A few months ago, another very good friend Tom Pearson commented that I could use throttle holders, and then they showed up! These are 3D printed of white PLA with the appropriate logos for the different railroads of the PoNY. At first I thought I'd have to paint the embossed logos in a contrasting color - maybe like pressing into paint like a stamp pad. But it turns out the shadows are more than enough to make the logo legible. The pockets fit both the CVP T5000 and T1300 OPS throttles. One more for the Lehigh Valley 28th Street Station is in the works. I can't tell you how thrilled I am to have customized elements on the layout. It really ties the layout together and makes it a more considered environment. Now I just need to do all of the basics like fascias, scenery, backdrop...!

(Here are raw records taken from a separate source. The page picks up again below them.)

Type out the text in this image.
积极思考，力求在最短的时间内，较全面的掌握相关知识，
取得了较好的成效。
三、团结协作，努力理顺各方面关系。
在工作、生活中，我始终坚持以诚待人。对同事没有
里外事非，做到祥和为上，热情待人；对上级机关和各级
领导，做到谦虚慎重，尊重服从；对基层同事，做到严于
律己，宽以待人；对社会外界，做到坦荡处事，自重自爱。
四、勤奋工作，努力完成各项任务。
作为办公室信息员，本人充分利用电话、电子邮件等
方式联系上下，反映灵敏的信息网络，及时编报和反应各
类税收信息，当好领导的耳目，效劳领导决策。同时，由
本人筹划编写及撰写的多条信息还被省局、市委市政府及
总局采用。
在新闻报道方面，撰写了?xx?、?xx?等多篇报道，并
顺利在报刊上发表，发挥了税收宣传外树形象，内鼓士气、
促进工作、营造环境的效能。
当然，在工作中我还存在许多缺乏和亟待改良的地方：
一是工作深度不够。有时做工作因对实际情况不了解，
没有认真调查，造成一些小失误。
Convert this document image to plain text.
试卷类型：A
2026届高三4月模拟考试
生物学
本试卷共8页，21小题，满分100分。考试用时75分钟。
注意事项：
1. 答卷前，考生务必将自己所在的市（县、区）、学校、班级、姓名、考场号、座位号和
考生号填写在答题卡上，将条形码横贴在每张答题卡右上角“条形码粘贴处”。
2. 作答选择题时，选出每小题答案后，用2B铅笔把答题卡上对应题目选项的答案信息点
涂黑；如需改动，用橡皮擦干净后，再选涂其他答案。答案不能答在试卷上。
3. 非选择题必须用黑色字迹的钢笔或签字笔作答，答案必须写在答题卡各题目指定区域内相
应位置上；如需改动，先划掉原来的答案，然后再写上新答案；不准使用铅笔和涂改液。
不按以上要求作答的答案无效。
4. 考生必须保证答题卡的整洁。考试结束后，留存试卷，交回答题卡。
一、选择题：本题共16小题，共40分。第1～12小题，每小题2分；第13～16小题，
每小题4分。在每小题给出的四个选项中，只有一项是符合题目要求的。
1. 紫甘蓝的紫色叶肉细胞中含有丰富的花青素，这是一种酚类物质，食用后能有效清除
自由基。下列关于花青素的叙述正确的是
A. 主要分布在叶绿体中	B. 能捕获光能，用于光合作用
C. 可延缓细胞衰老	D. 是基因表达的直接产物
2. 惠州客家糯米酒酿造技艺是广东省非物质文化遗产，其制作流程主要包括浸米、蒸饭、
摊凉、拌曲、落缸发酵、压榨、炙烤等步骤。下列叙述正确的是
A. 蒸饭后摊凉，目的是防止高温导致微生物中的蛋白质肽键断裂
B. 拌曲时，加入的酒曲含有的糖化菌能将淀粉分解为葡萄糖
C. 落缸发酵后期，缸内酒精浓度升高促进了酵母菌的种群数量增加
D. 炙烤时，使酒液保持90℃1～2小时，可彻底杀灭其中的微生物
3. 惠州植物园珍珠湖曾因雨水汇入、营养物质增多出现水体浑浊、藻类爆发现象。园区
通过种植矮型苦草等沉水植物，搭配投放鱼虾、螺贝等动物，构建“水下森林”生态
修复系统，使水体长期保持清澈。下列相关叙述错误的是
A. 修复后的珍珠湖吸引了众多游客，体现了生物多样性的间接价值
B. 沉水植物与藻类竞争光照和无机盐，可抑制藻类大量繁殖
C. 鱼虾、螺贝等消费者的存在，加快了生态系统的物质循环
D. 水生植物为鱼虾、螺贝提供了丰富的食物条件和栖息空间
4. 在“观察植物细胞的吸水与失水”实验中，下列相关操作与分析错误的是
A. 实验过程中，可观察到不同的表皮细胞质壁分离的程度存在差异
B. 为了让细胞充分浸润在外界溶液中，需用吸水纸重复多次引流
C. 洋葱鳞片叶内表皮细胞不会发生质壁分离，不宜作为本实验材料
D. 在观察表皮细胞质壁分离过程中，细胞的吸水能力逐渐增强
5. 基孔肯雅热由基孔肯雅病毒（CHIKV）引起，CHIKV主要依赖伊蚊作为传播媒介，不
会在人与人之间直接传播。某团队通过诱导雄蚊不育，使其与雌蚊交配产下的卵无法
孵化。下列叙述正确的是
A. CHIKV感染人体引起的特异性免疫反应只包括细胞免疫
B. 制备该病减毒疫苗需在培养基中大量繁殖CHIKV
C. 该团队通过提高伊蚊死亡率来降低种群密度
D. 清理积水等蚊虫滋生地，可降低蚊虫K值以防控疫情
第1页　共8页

It's such a pleasure to have the help of good friends. It is a huge boost to my layout morale and inspires me to work on the layout, and it's like being a kid at Christmas when a package arrives. It shows that there are ways to be involved in far-flung layouts in a real and meaningful way. This is especially nice during Covid times when we aren't gathering locally and can't share layout experiences in person.
Being in the same headspace of a layout with someone is a very rewarding experience even when you can't be there physically. With technology making virtual relationships a larger part of our lives, the shared headspace goes beyond empty casual social interactions on social media. It's the part that came along naturally from being together in the physical space of the layout together and talking about the prototype, working on the layout, and operating. Sharing that headspace makes the message more important than the medium, which is the way it should be.
And I think Marshall McLuhan would be OK with that in this case.